Was ändert sich in der Praxis?

Die Meisterpflicht kommt zurück. Archivbild
Die Meisterpflicht kommt zurück. Archivbild
Quelle: Karl-Josef Hildenbrand/dpa

Sobald die neuen Regelungen in Kraft getreten sind, ist in den zwölf betroffenen Handwerken grundsätzlich der Meisterbrief Voraussetzung für die Gründung eines Betriebs. Vergleichbare Qualifikationen wie etwa Universitätsabschlüsse oder Ausnahmebewilligungen akzeptiert, werden ebenfalls akzeptiert. Die Handwerksordnung legt dafür die Bedingungen fest.

Was bedeutet die Wiedereinführung für die Betroffenen?

Die Meisterpflicht schafft zusätzliche Hürden für den Markt- und Berufszugang, fürchtet die Monopolkommission. Denn ein Meistertitel kostet nicht nur Zeit, sondern auch Geld. Handwerker, die ihren Meister machen möchten, müssen tief in die eigene Tasche greifen und einen erheblichen Teil der Kosten selbst aufbringen. Je nach Handwerk kostet eine Meisterprüfung zwischen 3.000 und 17.000 Euro, heißt es vom ZDH. Besonders teuer seien Meisterprüfungen in Bereichen des Informationstechniker-Handwerks.

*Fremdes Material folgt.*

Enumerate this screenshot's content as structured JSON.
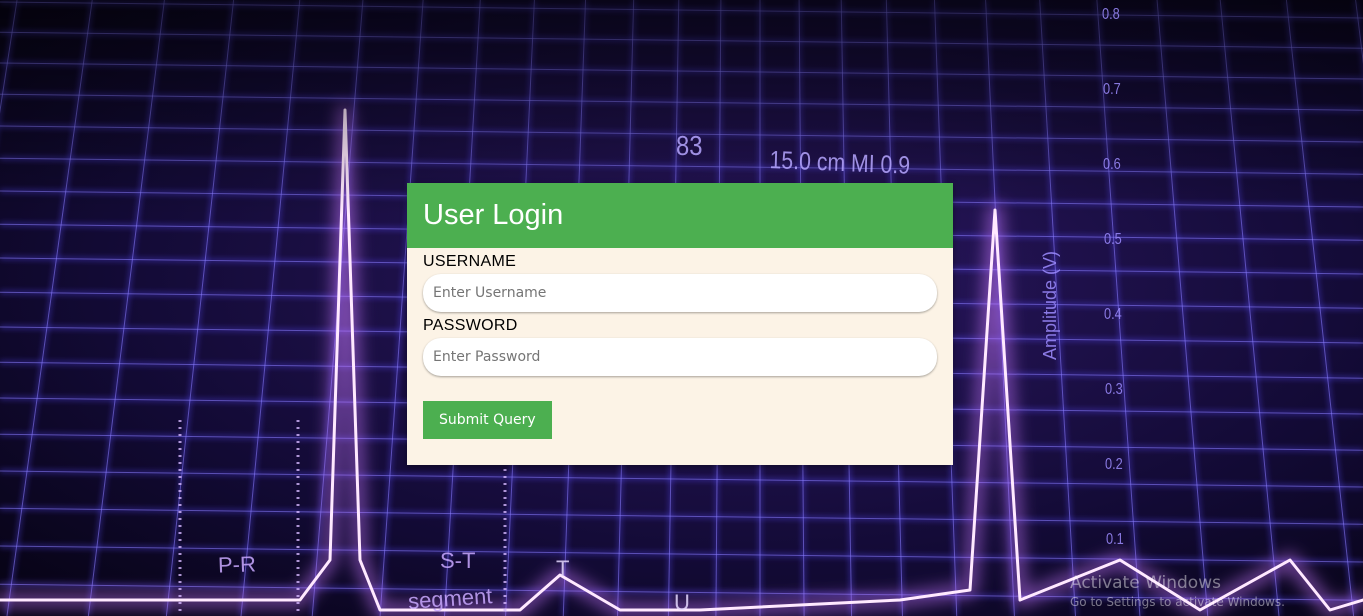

Was bedeutet die Wiedereinführung für die Kunden?

"Aus Sicht der Verbraucher wird der Zugang zu Handwerksleistungen mit der Wiedereinführung der Meisterpflicht schwieriger. Die Wartezeiten und die Preise können steigen", prognostiziert der Vorsitzende der Monopolkommission, Achim Wambach.

Vonseiten der Hersteller wird die Wiedereinführung der Meisterpflicht begrüßt. "Die Fliesenprodukte werden immer anspruchsvoller und wir sind auf qualifizierte Verleger angewiesen", sagt  Jens Fellhauer vom Bundesverband Keramische Fliesen. Die Meisterpflicht könne zu einer besseren Qualifizierung der Handwerker führen. "Wir freuen uns darüber", so der Fliesenhersteller.

Nach welchen Kriterien wurden die zwölf Berufe ausgewählt?

Die Auswahl war eine politische Entscheidung, erklärt Beate Preuschoff vom Zentralverband des Deutschen Handwerks (ZDH). "Dabei haben Aspekte der Qualitäts- und Qualifizierungssicherung, der Gefahrenabwehr und des Verbraucherschutzes eine Rolle gespielt, aber auch der Aspekt des Kulturgüterschutzes."

In diesen Bereichen brauche es sehr spezielles Fachwissen, sagt die ZDH-Sprecherin. "Der Meisterbrief besiegelt dieses Wissen, diese Fachkenntnisse und dieses Können in dem jeweiligen Handwerk."